Italian Lighting Firms Outshine German Competitors in Profitability

Italy vs Germany

A recent study conducted by the Munich-based consultancy firm Aquin has revealed surprising findings regarding the financial performance of Italian lighting manufacturers compared to their German counterparts. The study, spearheaded by Martin Kanatschnig, Dr. Kurt Gerl, Raphael Muth, and Jana Dillmann, delves into the reasons behind the varying degrees of success among European lighting companies despite similar business operations.

For over a decade, Aquin has been advising on corporate acquisitions and has witnessed firsthand the financial dynamics within the European lighting industry through 16 transactions. This experience sparked an inquiry into why Italian lighting firms consistently outperform their German rivals financially.

The findings were striking: Italian manufacturers nearly double the profitability of their German competitors. Specifically, the EBITDA (Earnings Before Interest, Taxes, Depreciation, and Amortization) margin for Italian companies averaged 14.9%, whereas German companies posted a lower average of 7.7%. This disparity prompted further investigation into Austrian lighting firms, which, geographically and financially, sit between the two, with an average EBITDA margin of 11.0%.

Over the past five years, Italian firms have seen growth exceeding 50%, significantly outpacing the German growth rate of just 10%. One contributing factor to this success is the export strategy of Italian companies, which report over 50% of their sales coming from non-German-speaking countries, compared to just about a quarter for German firms.

Artemide Booth at Light + Building
Artemide is a privately held Italian lighting manufacturer based in Pregnana Milanese, Italy.

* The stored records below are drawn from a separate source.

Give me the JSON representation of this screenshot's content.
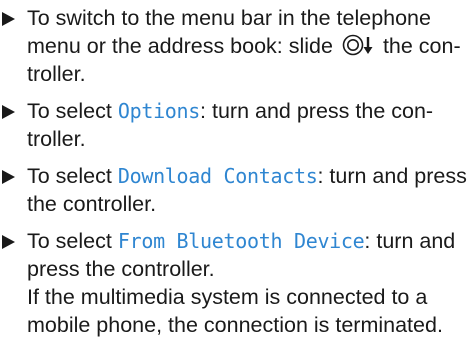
{
  "steps": [
    {
      "pre": "To switch to the menu bar in the telephone menu or the address book: slide",
      "icon": "controller-slide-down-icon",
      "post": "the con-troller."
    },
    {
      "pre": "To select",
      "code": "Options",
      "post": ": turn and press the con-troller."
    },
    {
      "pre": "To select",
      "code": "Download Contacts",
      "post": ": turn and press the controller."
    },
    {
      "pre": "To select",
      "code": "From Bluetooth Device",
      "post": ": turn and press the controller.",
      "note": "If the multimedia system is connected to a mobile phone, the connection is terminated."
    }
  ]
}
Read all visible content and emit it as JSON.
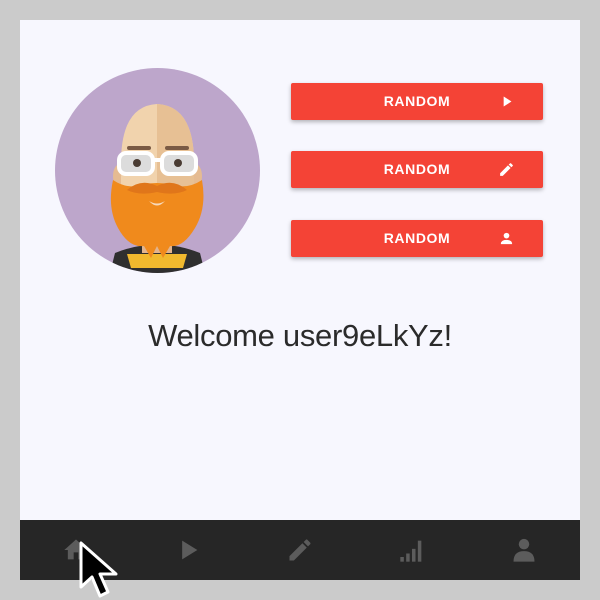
{
  "profile": {
    "avatar_icon": "bearded-man-avatar",
    "welcome_text": "Welcome user9eLkYz!"
  },
  "actions": [
    {
      "label": "RANDOM",
      "icon": "play-icon"
    },
    {
      "label": "RANDOM",
      "icon": "pencil-icon"
    },
    {
      "label": "RANDOM",
      "icon": "person-icon"
    }
  ],
  "nav": {
    "items": [
      {
        "icon": "home-icon",
        "active": true
      },
      {
        "icon": "play-icon",
        "active": false
      },
      {
        "icon": "pencil-icon",
        "active": false
      },
      {
        "icon": "signal-bars-icon",
        "active": false
      },
      {
        "icon": "person-icon",
        "active": false
      }
    ]
  },
  "colors": {
    "accent": "#f44336",
    "page_background": "#f7f7fe",
    "navbar_background": "#262626",
    "nav_icon": "#5c5c5c",
    "avatar_background": "#bda6cb"
  }
}
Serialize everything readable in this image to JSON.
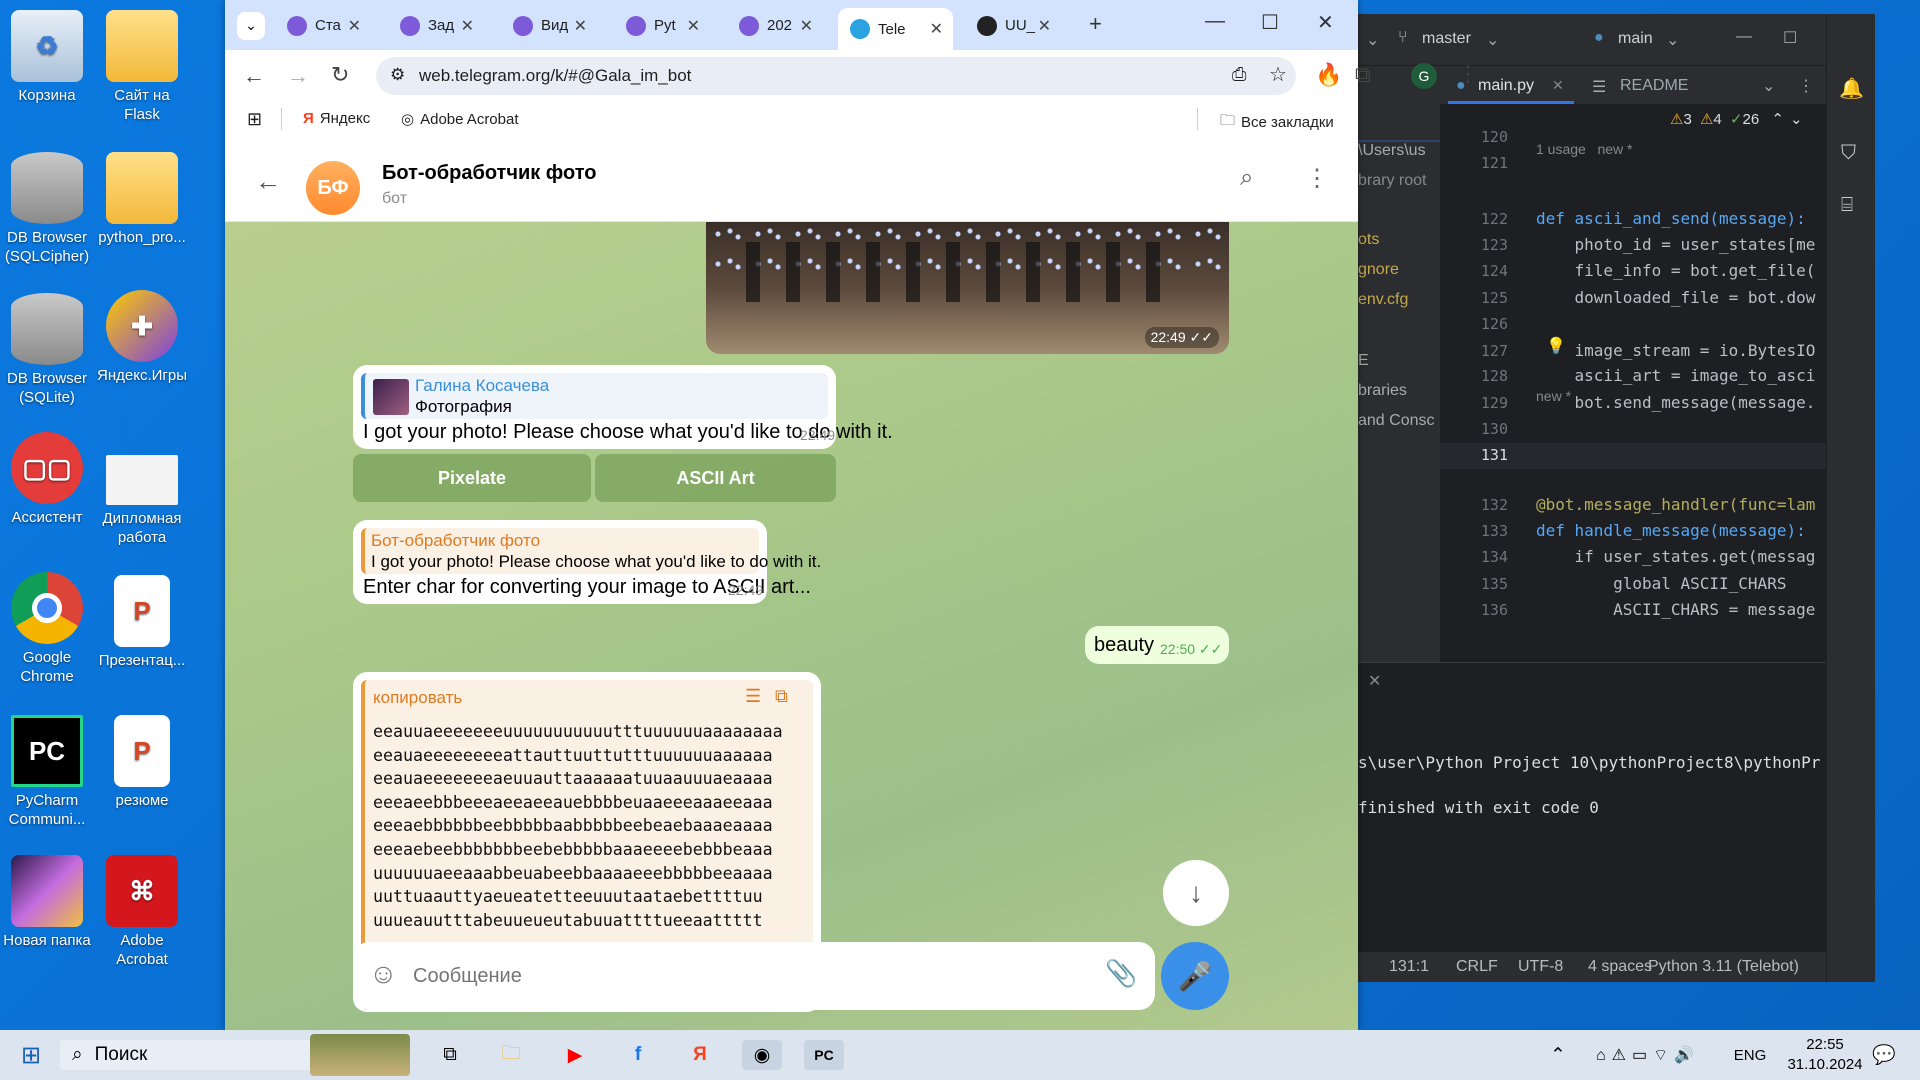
{
  "desktop": {
    "icons": [
      {
        "label": "Корзина",
        "name": "recycle-bin-icon"
      },
      {
        "label": "Сайт на Flask",
        "name": "folder-icon"
      },
      {
        "label": "DB Browser (SQLCipher)",
        "name": "db-browser-icon"
      },
      {
        "label": "python_pro...",
        "name": "folder-icon"
      },
      {
        "label": "DB Browser (SQLite)",
        "name": "db-browser-icon"
      },
      {
        "label": "Яндекс.Игры",
        "name": "gamepad-icon"
      },
      {
        "label": "Ассистент",
        "name": "assistant-icon"
      },
      {
        "label": "Дипломная работа",
        "name": "pptx-file-icon"
      },
      {
        "label": "Google Chrome",
        "name": "chrome-icon"
      },
      {
        "label": "Презентац...",
        "name": "pptx-file-icon"
      },
      {
        "label": "PyCharm Communi...",
        "name": "pycharm-icon"
      },
      {
        "label": "резюме",
        "name": "pptx-file-icon"
      },
      {
        "label": "Новая папка",
        "name": "folder-icon"
      },
      {
        "label": "Adobe Acrobat",
        "name": "acrobat-icon"
      }
    ]
  },
  "browser": {
    "tabs": [
      {
        "label": "Ста"
      },
      {
        "label": "Зад"
      },
      {
        "label": "Вид"
      },
      {
        "label": "Pyt"
      },
      {
        "label": "202"
      },
      {
        "label": "Tele"
      },
      {
        "label": "UU_"
      }
    ],
    "url": "web.telegram.org/k/#@Gala_im_bot",
    "profile_letter": "G",
    "bookmarks": {
      "yandex": "Яндекс",
      "acrobat": "Adobe Acrobat",
      "all": "Все закладки"
    }
  },
  "chat": {
    "title": "Бот-обработчик фото",
    "subtitle": "бот",
    "avatar_initials": "БФ",
    "photo_time": "22:49",
    "msg1": {
      "reply_name": "Галина Косачева",
      "reply_text": "Фотография",
      "text": "I got your photo! Please choose what you'd like to do with it.",
      "time": "22:49"
    },
    "buttons": {
      "pixelate": "Pixelate",
      "ascii": "ASCII Art"
    },
    "msg2": {
      "reply_name": "Бот-обработчик фото",
      "reply_text": "I got your photo! Please choose what you'd like to do with it.",
      "text": "Enter char for converting your image to ASCII art...",
      "time": "22:49"
    },
    "msg3": {
      "text": "beauty",
      "time": "22:50"
    },
    "code": {
      "label": "копировать",
      "lines": [
        "eeauuaeeeeeeeuuuuuuuuuuutttuuuuuuaaaaaaaa",
        "eeauaeeeeeeeeattauttuuttutttuuuuuuaaaaaa",
        "eeauaeeeeeeeaeuuauttaaaaaatuuaauuuaeaaaa",
        "eeeaeebbbeeeaeeaeeauebbbbeuaaeeeaaaeeaaa",
        "eeeaebbbbbbeebbbbbaabbbbbeebeaebaaaeaaaa",
        "eeeaebeebbbbbbbeebebbbbbaaaeeeebebbbeaaa",
        "uuuuuuaeeaaabbeuabeebbaaaaeeebbbbbeeaaaa",
        "uuttuaauttyaeueatetteeuuutaataebettttuu",
        "uuueauutttabeuueueutabuuattttueeaattttt"
      ]
    },
    "composer_placeholder": "Сообщение"
  },
  "pycharm": {
    "branch": "master",
    "run_config": "main",
    "tabs": {
      "file": "main.py",
      "readme": "README"
    },
    "inspections": {
      "warn1": "3",
      "warn2": "4",
      "ok": "26"
    },
    "project": [
      "\\Users\\us",
      "brary root",
      "ots",
      "gnore",
      "env.cfg",
      "E",
      "braries",
      "and Consc"
    ],
    "usage1": "1 usage   new *",
    "usage2": "new *",
    "lines": [
      {
        "n": "120",
        "code": ""
      },
      {
        "n": "121",
        "code": ""
      },
      {
        "n": "122",
        "code": "def ascii_and_send(message):"
      },
      {
        "n": "123",
        "code": "    photo_id = user_states[me"
      },
      {
        "n": "124",
        "code": "    file_info = bot.get_file("
      },
      {
        "n": "125",
        "code": "    downloaded_file = bot.dow"
      },
      {
        "n": "126",
        "code": ""
      },
      {
        "n": "127",
        "code": "    image_stream = io.BytesIO"
      },
      {
        "n": "128",
        "code": "    ascii_art = image_to_asci"
      },
      {
        "n": "129",
        "code": "    bot.send_message(message."
      },
      {
        "n": "130",
        "code": ""
      },
      {
        "n": "131",
        "code": ""
      },
      {
        "n": "132",
        "code": "@bot.message_handler(func=lam"
      },
      {
        "n": "133",
        "code": "def handle_message(message):"
      },
      {
        "n": "134",
        "code": "    if user_states.get(messag"
      },
      {
        "n": "135",
        "code": "        global ASCII_CHARS"
      },
      {
        "n": "136",
        "code": "        ASCII_CHARS = message"
      }
    ],
    "terminal": {
      "path": "s\\user\\Python Project 10\\pythonProject8\\pythonPr",
      "finished": "finished with exit code 0"
    },
    "status": {
      "pos": "131:1",
      "eol": "CRLF",
      "enc": "UTF-8",
      "indent": "4 spaces",
      "interp": "Python 3.11 (Telebot)"
    }
  },
  "taskbar": {
    "search": "Поиск",
    "lang": "ENG",
    "time": "22:55",
    "date": "31.10.2024"
  }
}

To understand these stark differences, Aquin analyzed the annual financial statements of 37 Italian, 30 German, and 7 Austrian lighting manufacturers, focusing on companies with revenues exceeding EUR 10 million. The firms studied were diverse, including well-known names such as 3F Filippi, AEC Illuminazione, and Artemide, providing a representative sample of the industry.

The study explored several hypotheses about the disparities, including company size and ownership structure, but found no significant correlation between these factors and profitability. Instead, differences emerged in the market segments each country’s manufacturers targeted and their operational strategies.

German manufacturers have historically emphasized high technical quality to remain competitive despite rising labor costs. However, this has become less of a unique selling point as competitors from China and Eastern Europe have begun to match the quality at lower prices.

In contrast, Italian manufacturers have excelled in design and architectural lighting, areas where individual creativity and innovation are less susceptible to competition from low-wage countries. This strength in design has translated into higher margins and greater success in international markets.

Additionally, labor costs, while lower in Italy, were not the decisive factor. Italian firms have less depth in manufacturing, relying more on flexible production setups and outsourcing, which allows for higher revenue per employee compared to their German counterparts.

The study concludes with strategic recommendations for German manufacturers, suggesting that greater individualization of products and increased export orientation could enhance profitability. For Italian manufacturers, the study points to opportunities in the German market, potentially through mergers with well-established German firms.

As the European lighting market continues to evolve, these insights from Aquin’s comprehensive study highlight the importance of strategic adaptations in design, production, and market focus to maintain and enhance competitiveness in a rapidly changing industry landscape.